Background: The aim of the study was to compare satisfaction with medical and surgical abortion and to identify potential confounders affecting satisfaction.
Methods: 1033 women with gestational age (GA) < or = 63 days had either a medical (600 mg mifepristone followed by 1 mg gemeprost) or a surgical abortion (vacuum aspiration in general anaesthesia). The procedure was determined either by randomization (n = 111) or by choice (n = 922). Data on satisfaction, side effects and expectations were collected from questionnaires 2 and 8 weeks after termination.
Results: More women were very satisfied or satisfied after a surgical than a medical abortion both after choosing method (92% vs 82%, P < 0.0001), and after randomization (94% vs 68%, P < 0.001).
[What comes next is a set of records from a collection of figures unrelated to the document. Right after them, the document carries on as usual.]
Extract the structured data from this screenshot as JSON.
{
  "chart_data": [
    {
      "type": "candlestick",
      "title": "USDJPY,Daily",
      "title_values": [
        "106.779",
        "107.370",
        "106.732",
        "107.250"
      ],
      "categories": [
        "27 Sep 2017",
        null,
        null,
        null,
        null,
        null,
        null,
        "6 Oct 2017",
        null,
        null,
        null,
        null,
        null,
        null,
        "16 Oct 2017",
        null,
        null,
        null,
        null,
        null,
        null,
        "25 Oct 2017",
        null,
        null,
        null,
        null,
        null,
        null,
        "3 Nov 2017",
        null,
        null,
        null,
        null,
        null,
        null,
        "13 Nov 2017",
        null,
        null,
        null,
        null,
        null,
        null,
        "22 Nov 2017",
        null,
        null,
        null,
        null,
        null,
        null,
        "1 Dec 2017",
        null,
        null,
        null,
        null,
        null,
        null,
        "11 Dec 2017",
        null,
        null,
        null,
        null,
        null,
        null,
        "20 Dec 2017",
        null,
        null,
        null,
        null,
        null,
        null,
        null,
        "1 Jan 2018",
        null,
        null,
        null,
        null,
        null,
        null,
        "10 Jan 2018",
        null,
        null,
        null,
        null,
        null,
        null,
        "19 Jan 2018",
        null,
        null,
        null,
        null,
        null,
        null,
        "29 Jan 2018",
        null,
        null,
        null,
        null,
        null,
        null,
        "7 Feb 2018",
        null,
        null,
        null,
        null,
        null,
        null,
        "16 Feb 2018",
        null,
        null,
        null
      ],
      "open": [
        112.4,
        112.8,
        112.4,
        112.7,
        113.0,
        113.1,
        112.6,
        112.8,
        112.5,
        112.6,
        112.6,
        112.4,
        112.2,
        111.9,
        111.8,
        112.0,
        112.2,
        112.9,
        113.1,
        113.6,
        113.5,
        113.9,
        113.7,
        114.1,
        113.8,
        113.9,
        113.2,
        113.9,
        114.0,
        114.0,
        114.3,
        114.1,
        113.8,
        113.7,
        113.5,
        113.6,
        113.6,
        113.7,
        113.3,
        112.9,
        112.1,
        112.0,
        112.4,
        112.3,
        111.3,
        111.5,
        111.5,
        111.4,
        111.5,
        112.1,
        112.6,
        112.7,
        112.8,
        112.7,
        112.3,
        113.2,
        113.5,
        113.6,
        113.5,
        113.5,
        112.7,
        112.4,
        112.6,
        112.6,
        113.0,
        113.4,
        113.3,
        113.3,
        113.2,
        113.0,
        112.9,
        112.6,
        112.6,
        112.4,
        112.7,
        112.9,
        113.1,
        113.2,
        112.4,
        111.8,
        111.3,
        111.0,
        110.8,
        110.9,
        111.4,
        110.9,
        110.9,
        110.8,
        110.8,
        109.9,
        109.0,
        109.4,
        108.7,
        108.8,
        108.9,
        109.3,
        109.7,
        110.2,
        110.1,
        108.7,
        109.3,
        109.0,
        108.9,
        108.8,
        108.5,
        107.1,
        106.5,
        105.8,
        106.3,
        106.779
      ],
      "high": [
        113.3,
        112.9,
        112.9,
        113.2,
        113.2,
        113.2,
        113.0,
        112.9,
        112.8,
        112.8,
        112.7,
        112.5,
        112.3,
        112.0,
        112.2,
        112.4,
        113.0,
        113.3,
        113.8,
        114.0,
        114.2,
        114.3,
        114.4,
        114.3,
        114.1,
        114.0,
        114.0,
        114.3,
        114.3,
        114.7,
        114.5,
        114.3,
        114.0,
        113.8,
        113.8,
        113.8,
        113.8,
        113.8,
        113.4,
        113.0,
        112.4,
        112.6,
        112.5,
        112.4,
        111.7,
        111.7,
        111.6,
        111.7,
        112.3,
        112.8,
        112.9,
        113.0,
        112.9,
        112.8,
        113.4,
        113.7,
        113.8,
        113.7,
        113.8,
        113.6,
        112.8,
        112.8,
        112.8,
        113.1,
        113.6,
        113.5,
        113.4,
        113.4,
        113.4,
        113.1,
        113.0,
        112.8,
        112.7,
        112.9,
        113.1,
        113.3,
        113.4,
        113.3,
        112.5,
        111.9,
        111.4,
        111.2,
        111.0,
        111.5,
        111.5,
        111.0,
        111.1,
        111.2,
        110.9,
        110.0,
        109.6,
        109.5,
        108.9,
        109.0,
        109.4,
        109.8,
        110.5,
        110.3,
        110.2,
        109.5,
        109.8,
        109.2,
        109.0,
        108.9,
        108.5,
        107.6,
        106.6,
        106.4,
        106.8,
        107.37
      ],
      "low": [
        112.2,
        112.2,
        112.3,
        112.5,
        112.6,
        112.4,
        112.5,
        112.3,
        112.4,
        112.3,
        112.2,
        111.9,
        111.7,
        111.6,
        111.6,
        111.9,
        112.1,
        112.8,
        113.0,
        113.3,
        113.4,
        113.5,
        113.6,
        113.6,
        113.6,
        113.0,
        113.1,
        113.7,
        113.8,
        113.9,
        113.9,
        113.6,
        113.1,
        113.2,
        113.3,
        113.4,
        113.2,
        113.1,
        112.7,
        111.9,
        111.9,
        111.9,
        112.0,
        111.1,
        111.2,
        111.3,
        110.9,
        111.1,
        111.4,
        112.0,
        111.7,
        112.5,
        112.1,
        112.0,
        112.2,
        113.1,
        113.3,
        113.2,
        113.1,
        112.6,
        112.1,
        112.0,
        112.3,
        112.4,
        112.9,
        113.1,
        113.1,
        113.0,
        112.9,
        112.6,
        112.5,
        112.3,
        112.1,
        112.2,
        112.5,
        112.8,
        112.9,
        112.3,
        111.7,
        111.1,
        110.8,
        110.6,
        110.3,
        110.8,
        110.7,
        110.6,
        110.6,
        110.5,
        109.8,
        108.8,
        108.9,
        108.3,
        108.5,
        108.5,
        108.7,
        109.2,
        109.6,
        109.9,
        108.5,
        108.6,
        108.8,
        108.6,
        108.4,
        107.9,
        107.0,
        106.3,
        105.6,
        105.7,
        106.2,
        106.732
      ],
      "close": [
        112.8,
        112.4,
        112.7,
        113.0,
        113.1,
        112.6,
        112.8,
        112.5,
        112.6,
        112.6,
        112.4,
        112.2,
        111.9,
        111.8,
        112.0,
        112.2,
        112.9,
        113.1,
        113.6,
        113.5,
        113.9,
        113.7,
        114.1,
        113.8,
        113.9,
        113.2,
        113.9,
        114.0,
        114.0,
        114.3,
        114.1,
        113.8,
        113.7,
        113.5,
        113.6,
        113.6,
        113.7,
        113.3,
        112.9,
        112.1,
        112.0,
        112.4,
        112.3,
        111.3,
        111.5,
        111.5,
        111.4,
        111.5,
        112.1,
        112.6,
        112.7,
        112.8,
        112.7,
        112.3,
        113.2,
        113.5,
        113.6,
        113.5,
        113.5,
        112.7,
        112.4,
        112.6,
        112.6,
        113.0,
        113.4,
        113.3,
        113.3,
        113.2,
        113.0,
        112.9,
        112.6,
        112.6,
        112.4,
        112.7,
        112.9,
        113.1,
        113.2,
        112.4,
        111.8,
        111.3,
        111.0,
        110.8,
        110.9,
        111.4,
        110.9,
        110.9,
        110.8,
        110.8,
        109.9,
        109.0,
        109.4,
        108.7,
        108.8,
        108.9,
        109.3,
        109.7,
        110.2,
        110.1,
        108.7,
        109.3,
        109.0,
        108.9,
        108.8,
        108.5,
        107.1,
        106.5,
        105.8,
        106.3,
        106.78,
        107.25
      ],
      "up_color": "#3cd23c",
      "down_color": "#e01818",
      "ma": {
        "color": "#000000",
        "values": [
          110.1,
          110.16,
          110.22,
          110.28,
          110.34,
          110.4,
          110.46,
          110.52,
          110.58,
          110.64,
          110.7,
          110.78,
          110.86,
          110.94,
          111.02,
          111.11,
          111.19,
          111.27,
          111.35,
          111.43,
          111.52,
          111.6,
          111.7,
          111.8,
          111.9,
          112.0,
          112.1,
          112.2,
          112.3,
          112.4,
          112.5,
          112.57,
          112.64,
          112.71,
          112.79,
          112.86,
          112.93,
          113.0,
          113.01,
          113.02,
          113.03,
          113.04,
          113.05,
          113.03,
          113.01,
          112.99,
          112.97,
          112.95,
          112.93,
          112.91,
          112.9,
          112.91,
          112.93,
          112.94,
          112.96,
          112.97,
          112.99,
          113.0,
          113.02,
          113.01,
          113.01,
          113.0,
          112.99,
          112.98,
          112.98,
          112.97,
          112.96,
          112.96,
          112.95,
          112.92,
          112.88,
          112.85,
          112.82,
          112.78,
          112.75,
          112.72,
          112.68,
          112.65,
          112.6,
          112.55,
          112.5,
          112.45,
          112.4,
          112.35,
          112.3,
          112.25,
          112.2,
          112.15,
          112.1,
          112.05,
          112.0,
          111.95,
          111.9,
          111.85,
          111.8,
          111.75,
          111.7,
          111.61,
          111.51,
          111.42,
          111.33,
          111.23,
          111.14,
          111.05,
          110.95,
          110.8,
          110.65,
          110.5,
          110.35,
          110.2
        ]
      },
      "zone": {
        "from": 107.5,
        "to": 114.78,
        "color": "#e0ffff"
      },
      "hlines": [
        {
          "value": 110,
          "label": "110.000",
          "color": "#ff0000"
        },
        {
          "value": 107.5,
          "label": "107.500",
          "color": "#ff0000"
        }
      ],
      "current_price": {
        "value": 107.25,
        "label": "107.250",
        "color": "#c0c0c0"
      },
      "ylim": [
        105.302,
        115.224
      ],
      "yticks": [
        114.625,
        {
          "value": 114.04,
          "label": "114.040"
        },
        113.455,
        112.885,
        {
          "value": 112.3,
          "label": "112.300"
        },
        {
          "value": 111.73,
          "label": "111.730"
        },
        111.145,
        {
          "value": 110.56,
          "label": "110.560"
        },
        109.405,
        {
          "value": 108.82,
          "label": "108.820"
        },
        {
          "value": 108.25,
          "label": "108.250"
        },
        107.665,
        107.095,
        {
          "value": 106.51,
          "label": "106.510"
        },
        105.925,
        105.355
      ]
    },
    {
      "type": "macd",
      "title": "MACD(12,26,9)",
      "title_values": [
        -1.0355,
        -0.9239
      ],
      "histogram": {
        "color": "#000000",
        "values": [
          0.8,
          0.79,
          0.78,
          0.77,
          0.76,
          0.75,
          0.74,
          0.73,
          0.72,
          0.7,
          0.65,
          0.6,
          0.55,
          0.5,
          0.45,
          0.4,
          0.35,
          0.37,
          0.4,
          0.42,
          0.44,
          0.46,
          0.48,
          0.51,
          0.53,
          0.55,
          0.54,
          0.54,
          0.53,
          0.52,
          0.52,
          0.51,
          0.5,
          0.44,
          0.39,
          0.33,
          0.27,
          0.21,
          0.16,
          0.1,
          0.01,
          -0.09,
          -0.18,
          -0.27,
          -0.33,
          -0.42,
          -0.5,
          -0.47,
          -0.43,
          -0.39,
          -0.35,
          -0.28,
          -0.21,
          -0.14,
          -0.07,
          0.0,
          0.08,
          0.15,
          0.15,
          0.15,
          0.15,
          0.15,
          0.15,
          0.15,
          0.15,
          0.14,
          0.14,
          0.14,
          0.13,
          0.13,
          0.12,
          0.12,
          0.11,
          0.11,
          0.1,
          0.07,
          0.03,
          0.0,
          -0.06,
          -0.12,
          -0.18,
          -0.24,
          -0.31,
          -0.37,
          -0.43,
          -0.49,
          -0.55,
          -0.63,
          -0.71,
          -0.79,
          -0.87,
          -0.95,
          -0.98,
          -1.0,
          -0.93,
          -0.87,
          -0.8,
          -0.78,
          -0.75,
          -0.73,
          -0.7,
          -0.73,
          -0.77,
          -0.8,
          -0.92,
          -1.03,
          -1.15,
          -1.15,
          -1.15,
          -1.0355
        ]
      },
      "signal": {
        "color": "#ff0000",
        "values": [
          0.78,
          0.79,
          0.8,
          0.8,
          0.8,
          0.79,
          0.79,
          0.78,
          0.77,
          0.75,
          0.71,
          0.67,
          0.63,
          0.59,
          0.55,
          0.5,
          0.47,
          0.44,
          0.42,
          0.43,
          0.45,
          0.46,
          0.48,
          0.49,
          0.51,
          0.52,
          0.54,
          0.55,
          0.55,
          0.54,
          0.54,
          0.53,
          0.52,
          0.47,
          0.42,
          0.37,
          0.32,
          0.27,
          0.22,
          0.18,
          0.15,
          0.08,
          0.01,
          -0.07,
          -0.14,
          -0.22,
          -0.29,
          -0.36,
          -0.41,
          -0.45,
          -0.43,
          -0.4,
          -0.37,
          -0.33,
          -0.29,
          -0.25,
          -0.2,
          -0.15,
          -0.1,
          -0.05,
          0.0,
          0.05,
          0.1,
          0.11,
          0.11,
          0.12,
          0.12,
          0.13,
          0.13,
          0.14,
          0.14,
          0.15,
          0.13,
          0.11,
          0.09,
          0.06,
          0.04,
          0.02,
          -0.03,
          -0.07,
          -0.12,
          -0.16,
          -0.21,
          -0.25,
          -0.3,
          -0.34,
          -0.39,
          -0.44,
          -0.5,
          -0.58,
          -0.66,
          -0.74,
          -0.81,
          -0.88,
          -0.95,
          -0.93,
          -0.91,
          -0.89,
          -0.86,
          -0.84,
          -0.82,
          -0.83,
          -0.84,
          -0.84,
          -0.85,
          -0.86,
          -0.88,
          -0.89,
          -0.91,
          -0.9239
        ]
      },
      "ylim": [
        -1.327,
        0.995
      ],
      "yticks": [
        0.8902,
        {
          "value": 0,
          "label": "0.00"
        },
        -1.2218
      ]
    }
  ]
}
Satisfaction was higher after choosing a medical procedure than after randomization to the same procedure; 82% and 68%, respectively, P < 0.05. Satisfaction with the medical procedure was inversely correlated with GA and the intensity of pain, nausea, vomiting and dizziness, while satisfaction with the surgical procedure was unaffected by these side effects. Fewer women with a failed medical than a failed surgical abortion were satisfied (17% vs 62%), P < 0.05.
Conclusions: Satisfaction with both medical and surgical abortions is high, although higher with the surgical than the medical procedure, and higher after choosing method than after randomization.